Pretty much like everything else in the world, and not very much like the
kingdom that belongs to small children.
The
kingdom might belong to those like small children, but the Christian religion
that grew up in the wake of Easter and Pentecost did not. It mirrored the power
structures of the day, and when Christianity became the official religion of
the Roman Empire a couple of hundred years after Jesus, the Church started to
look and function very much like the empire. We Presbyterians emerged in a very
different context and so we don’t look much like empire, but we do look a good
bit like a modern administrative bureaucracy.
Empires
and bureaucracies need rules and order and efficiency. They need communion
tokens and ways of figuring out who measures up, how to do things correctly,
who’s important, what’s the right theological understanding. None of it is very
small child like.
That’s
probably why Jesus’ teaching on marriage got turned into rules. Naturally it is
not God’s design that those joined as one in marriage should be separated. In a
world where God’s will is done, people don’t betray or hurt or injure one
another. The notion of marriage as something throw-away is a travesty, counter
to God’s desire for humanity. So is war and greed and refugees with no place to
go and callousness toward those who are suffering and shrugging at gun violence,
but those categories were unlikely to get you excluded from the communion table
in the day of tokens. Greed and callousness and failing to love your neighbor
don’t easily translate into rules that can be efficiently administered. But
divorce and children out of wedlock did, at least until the world changed and
then they didn’t anymore.
I
wonder what sort of religion very young children might design when they
received the kingdom. I feel confident it wouldn’t have the big, fat rule book
that we currently have. But it might very well have a table with things to eat
and drink, a place to see and smell and touch and taste the love of God.
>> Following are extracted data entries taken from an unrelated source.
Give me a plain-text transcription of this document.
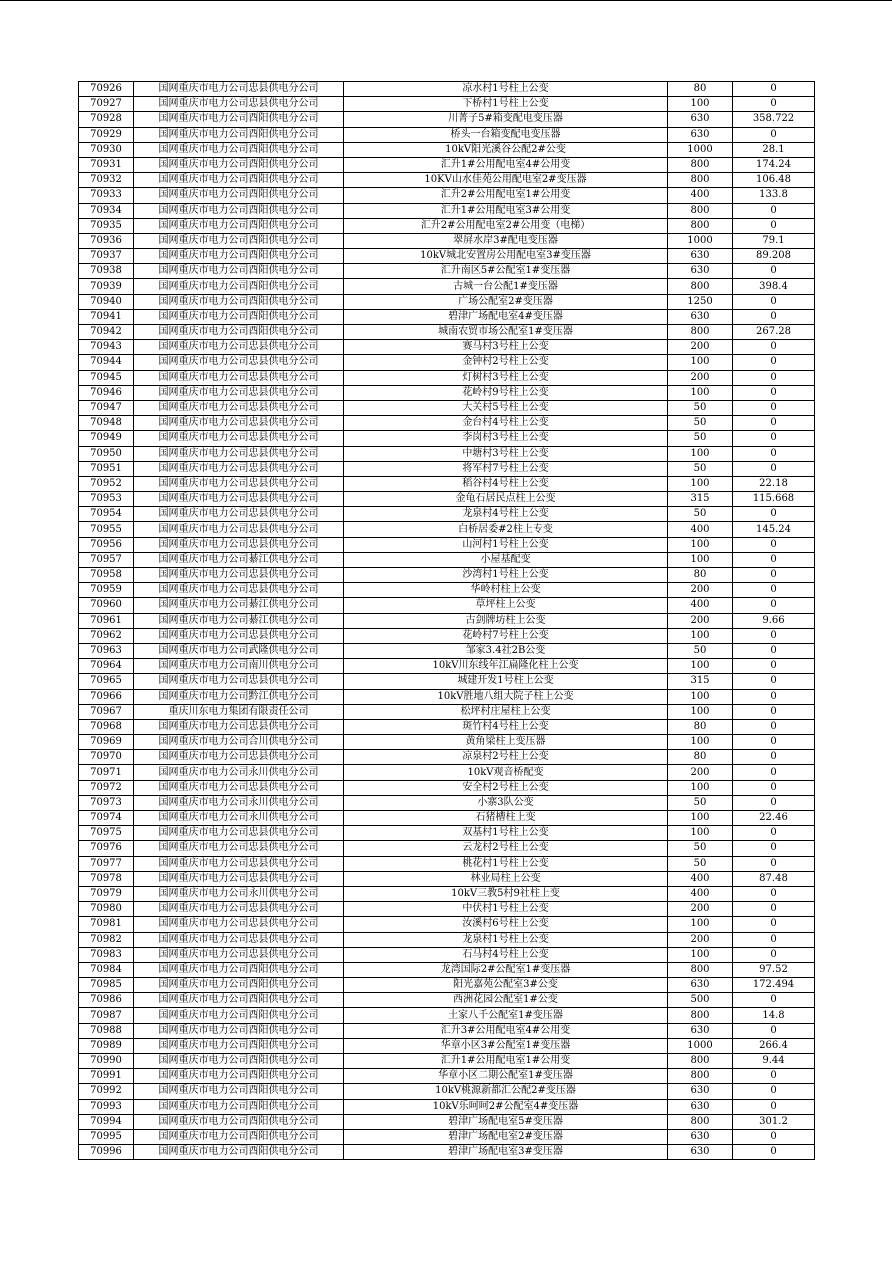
70926	国网重庆市电力公司忠县供电分公司	凉水村1号柱上公变	80	0
70927	国网重庆市电力公司忠县供电分公司	下桥村1号柱上公变	100	0
70928	国网重庆市电力公司酉阳供电分公司	川菁子5#箱变配电变压器	630	358.722
70929	国网重庆市电力公司酉阳供电分公司	桥头一台箱变配电变压器	630	0
70930	国网重庆市电力公司酉阳供电分公司	10kV阳光溪谷公配2#公变	1000	28.1
70931	国网重庆市电力公司酉阳供电分公司	汇升1#公用配电室4#公用变	800	174.24
70932	国网重庆市电力公司酉阳供电分公司	10KV山水佳苑公用配电室2#变压器	800	106.48
70933	国网重庆市电力公司酉阳供电分公司	汇升2#公用配电室1#公用变	400	133.8
70934	国网重庆市电力公司酉阳供电分公司	汇升1#公用配电室3#公用变	800	0
70935	国网重庆市电力公司酉阳供电分公司	汇升2#公用配电室2#公用变（电梯）	800	0
70936	国网重庆市电力公司酉阳供电分公司	翠屏水岸3#配电变压器	1000	79.1
70937	国网重庆市电力公司酉阳供电分公司	10kV城北安置房公用配电室3#变压器	630	89.208
70938	国网重庆市电力公司酉阳供电分公司	汇升南区5#公配室1#变压器	630	0
70939	国网重庆市电力公司酉阳供电分公司	古城一台公配1#变压器	800	398.4
70940	国网重庆市电力公司酉阳供电分公司	广场公配室2#变压器	1250	0
70941	国网重庆市电力公司酉阳供电分公司	碧津广场配电室4#变压器	630	0
70942	国网重庆市电力公司酉阳供电分公司	城南农贸市场公配室1#变压器	800	267.28
70943	国网重庆市电力公司忠县供电分公司	赛马村3号柱上公变	200	0
70944	国网重庆市电力公司忠县供电分公司	金钟村2号柱上公变	100	0
70945	国网重庆市电力公司忠县供电分公司	灯树村3号柱上公变	200	0
70946	国网重庆市电力公司忠县供电分公司	花岭村9号柱上公变	100	0
70947	国网重庆市电力公司忠县供电分公司	大关村5号柱上公变	50	0
70948	国网重庆市电力公司忠县供电分公司	金台村4号柱上公变	50	0
70949	国网重庆市电力公司忠县供电分公司	李岗村3号柱上公变	50	0
70950	国网重庆市电力公司忠县供电分公司	中塘村3号柱上公变	100	0
70951	国网重庆市电力公司忠县供电分公司	将军村7号柱上公变	50	0
70952	国网重庆市电力公司忠县供电分公司	稻谷村4号柱上公变	100	22.18
70953	国网重庆市电力公司忠县供电分公司	金龟石居民点柱上公变	315	115.668
70954	国网重庆市电力公司忠县供电分公司	龙泉村4号柱上公变	50	0
70955	国网重庆市电力公司忠县供电分公司	白桥居委#2柱上专变	400	145.24
70956	国网重庆市电力公司忠县供电分公司	山河村1号柱上公变	100	0
70957	国网重庆市电力公司綦江供电分公司	小屋基配变	100	0
70958	国网重庆市电力公司忠县供电分公司	沙湾村1号柱上公变	80	0
70959	国网重庆市电力公司忠县供电分公司	华岭村柱上公变	200	0
70960	国网重庆市电力公司綦江供电分公司	草坪柱上公变	400	0
70961	国网重庆市电力公司綦江供电分公司	古剑牌坊柱上公变	200	9.66
70962	国网重庆市电力公司忠县供电分公司	花岭村7号柱上公变	100	0
70963	国网重庆市电力公司武隆供电分公司	邹家3.4社2B公变	50	0
70964	国网重庆市电力公司南川供电分公司	10kV川东线年江扁隆化柱上公变	100	0
70965	国网重庆市电力公司忠县供电分公司	城建开发1号柱上公变	315	0
70966	国网重庆市电力公司黔江供电分公司	10kV胜地八组大院子柱上公变	100	0
70967	重庆川东电力集团有限责任公司	松坪村庄屋柱上公变	100	0
70968	国网重庆市电力公司忠县供电分公司	斑竹村4号柱上公变	80	0
70969	国网重庆市电力公司合川供电分公司	黄角梁柱上变压器	100	0
70970	国网重庆市电力公司忠县供电分公司	凉泉村2号柱上公变	80	0
70971	国网重庆市电力公司永川供电分公司	10kV观音桥配变	200	0
70972	国网重庆市电力公司忠县供电分公司	安全村2号柱上公变	100	0
70973	国网重庆市电力公司永川供电分公司	小寨3队公变	50	0
70974	国网重庆市电力公司永川供电分公司	石猪槽柱上变	100	22.46
70975	国网重庆市电力公司忠县供电分公司	双基村1号柱上公变	100	0
70976	国网重庆市电力公司忠县供电分公司	云龙村2号柱上公变	50	0
70977	国网重庆市电力公司忠县供电分公司	桃花村1号柱上公变	50	0
70978	国网重庆市电力公司忠县供电分公司	林业局柱上公变	400	87.48
70979	国网重庆市电力公司永川供电分公司	10kV三教5村9社柱上变	400	0
70980	国网重庆市电力公司忠县供电分公司	中伏村1号柱上公变	200	0
70981	国网重庆市电力公司忠县供电分公司	汝溪村6号柱上公变	100	0
70982	国网重庆市电力公司忠县供电分公司	龙泉村1号柱上公变	200	0
70983	国网重庆市电力公司忠县供电分公司	石马村4号柱上公变	100	0
70984	国网重庆市电力公司酉阳供电分公司	龙湾国际2#公配室1#变压器	800	97.52
70985	国网重庆市电力公司酉阳供电分公司	阳光嘉苑公配室3#公变	630	172.494
70986	国网重庆市电力公司酉阳供电分公司	西洲花园公配室1#公变	500	0
70987	国网重庆市电力公司酉阳供电分公司	土家八千公配室1#变压器	800	14.8
70988	国网重庆市电力公司酉阳供电分公司	汇升3#公用配电室4#公用变	630	0
70989	国网重庆市电力公司酉阳供电分公司	华章小区3#公配室1#变压器	1000	266.4
70990	国网重庆市电力公司酉阳供电分公司	汇升1#公用配电室1#公用变	800	9.44
70991	国网重庆市电力公司酉阳供电分公司	华章小区二期公配室1#变压器	800	0
70992	国网重庆市电力公司酉阳供电分公司	10kV桃源新都汇公配2#变压器	630	0
70993	国网重庆市电力公司酉阳供电分公司	10kV乐呵呵2#公配室4#变压器	630	0
70994	国网重庆市电力公司酉阳供电分公司	碧津广场配电室5#变压器	800	301.2
70995	国网重庆市电力公司酉阳供电分公司	碧津广场配电室2#变压器	630	0
70996	国网重庆市电力公司酉阳供电分公司	碧津广场配电室3#变压器	630	0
And I
hope there’d be no tokens required.
I
wonder what sort of faith community we adults might build if we were focused
more on the kingdom and kingdom ways of seeing rather than human ways of
running and managing and controlling. What might it look like to be a community
where all really are welcome and can find God’s love and grace: conservative
and liberal, Republican and Democrat, male and female, gay and straight, young
and old, rich and poor, black and white and brown, all of us equally indebted
to the Great Giver, all of us invited to see and smell and touch and taste the
love and grace of God. No tokens required.